On Behalf of | May 20, 2019 | Car Accidents |

A law went into effect in California on January 1, 2019, that requires that repeat drunk drivers and first-time DUI offenders who cause injuries have ignition interlock devices installed in their vehicles. California is one of almost 30 states to have such a law on their books, but a bill introduced in the U.S. House of Representatives on January 11 proposed a far more sweeping regulation. If passed, the Abbas Stop Drunk Driving Act would require auto manufacturers to fit interlock devices on every new passenger vehicle sold in the United States.

The Michigan lawmaker who is championing the legislation believes that making ignition interlock devices mandatory safety equipment could save thousands of lives each year. When the devices are fitted, drivers must pass a breath test before starting their vehicles. The legislation is named after five members of a Michigan family who were killed in early January when the car in which they were traveling was struck head-on by an intoxicated truck driver who crossed the center line.

While H.R. 514 faces an uphill battle in a Congress adverse to new regulations, safety equipment already offered on many new vehicles is designed to prevent the kind of drunk driving accident that took the lives of the Abbas family. Lane departure warning systems, which warn drivers when their vehicles begin to stray into oncoming traffic, and autonomous accident prevention systems, which brake and steer cars automatically in emergencies, are already widely available.

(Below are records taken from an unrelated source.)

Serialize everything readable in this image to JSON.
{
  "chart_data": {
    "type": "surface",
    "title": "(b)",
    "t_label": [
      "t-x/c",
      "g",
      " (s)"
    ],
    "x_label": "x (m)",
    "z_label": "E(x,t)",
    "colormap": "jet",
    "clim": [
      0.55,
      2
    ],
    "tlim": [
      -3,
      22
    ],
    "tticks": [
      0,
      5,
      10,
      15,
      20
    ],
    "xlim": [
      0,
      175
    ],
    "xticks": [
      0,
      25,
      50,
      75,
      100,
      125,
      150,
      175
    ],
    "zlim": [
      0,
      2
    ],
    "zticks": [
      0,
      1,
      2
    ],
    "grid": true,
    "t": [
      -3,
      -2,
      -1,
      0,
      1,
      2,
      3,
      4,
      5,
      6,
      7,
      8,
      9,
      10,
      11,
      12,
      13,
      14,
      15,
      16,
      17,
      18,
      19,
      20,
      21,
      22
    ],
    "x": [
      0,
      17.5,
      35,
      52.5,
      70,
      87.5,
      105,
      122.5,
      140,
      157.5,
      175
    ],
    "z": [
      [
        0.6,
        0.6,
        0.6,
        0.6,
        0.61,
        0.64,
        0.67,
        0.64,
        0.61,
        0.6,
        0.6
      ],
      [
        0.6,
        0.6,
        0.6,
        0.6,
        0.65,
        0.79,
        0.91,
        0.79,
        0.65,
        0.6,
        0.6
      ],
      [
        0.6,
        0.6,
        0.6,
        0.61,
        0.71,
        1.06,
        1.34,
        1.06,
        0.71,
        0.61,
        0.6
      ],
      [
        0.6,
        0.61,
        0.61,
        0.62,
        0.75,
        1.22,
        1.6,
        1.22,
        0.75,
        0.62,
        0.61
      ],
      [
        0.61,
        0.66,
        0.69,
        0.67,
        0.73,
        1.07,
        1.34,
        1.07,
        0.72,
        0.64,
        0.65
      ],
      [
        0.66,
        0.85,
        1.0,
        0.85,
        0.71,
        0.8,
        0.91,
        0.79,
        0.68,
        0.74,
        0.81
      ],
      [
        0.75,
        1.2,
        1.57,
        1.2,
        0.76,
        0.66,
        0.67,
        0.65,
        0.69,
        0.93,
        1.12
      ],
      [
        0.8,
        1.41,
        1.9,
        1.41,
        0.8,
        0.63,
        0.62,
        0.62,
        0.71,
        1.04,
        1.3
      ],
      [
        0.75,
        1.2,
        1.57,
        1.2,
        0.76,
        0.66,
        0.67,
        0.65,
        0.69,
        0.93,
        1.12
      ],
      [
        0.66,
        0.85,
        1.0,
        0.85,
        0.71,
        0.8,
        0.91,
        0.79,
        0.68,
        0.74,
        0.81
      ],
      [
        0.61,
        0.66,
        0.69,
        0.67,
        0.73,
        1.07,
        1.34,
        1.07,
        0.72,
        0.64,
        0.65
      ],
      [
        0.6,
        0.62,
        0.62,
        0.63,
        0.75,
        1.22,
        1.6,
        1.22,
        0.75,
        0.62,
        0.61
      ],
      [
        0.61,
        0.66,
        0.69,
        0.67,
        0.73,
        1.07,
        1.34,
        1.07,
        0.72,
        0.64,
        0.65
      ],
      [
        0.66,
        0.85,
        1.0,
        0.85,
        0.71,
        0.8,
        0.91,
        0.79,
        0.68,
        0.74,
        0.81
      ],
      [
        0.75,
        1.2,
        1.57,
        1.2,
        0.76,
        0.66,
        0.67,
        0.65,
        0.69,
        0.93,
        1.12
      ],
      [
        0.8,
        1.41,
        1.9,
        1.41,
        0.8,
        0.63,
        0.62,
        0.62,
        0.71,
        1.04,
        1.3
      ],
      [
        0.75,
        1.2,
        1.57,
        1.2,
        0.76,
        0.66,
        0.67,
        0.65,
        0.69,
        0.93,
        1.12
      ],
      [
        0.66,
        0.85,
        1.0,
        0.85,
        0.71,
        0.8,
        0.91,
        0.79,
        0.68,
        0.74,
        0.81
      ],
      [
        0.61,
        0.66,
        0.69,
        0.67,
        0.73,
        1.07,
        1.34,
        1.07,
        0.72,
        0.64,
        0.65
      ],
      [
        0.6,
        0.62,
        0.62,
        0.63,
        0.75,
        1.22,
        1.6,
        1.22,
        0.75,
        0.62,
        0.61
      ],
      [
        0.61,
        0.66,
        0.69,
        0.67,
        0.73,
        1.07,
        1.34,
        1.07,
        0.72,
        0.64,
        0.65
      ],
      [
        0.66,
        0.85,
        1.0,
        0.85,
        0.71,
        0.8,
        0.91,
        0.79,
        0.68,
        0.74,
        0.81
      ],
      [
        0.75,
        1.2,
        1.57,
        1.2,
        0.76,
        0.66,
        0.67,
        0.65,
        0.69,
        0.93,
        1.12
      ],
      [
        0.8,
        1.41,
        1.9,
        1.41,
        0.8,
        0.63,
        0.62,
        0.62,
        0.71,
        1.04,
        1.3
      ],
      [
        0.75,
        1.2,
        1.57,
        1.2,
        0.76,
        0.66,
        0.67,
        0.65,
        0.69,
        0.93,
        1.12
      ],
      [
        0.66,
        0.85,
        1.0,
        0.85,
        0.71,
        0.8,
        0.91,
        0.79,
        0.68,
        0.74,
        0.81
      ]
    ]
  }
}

Drunk driving accident victims often suffer debilitating injuries that require months or even years of medical treatment and physical therapy. Sometimes they are often unable to work and earn a living for prolonged periods. When preparing lawsuits on their behalf, experienced personal injury attorneys may consult with doctors and specialists to ensure that the damages being sought are enough to cover their long-term health care costs and compensate them for their lost income.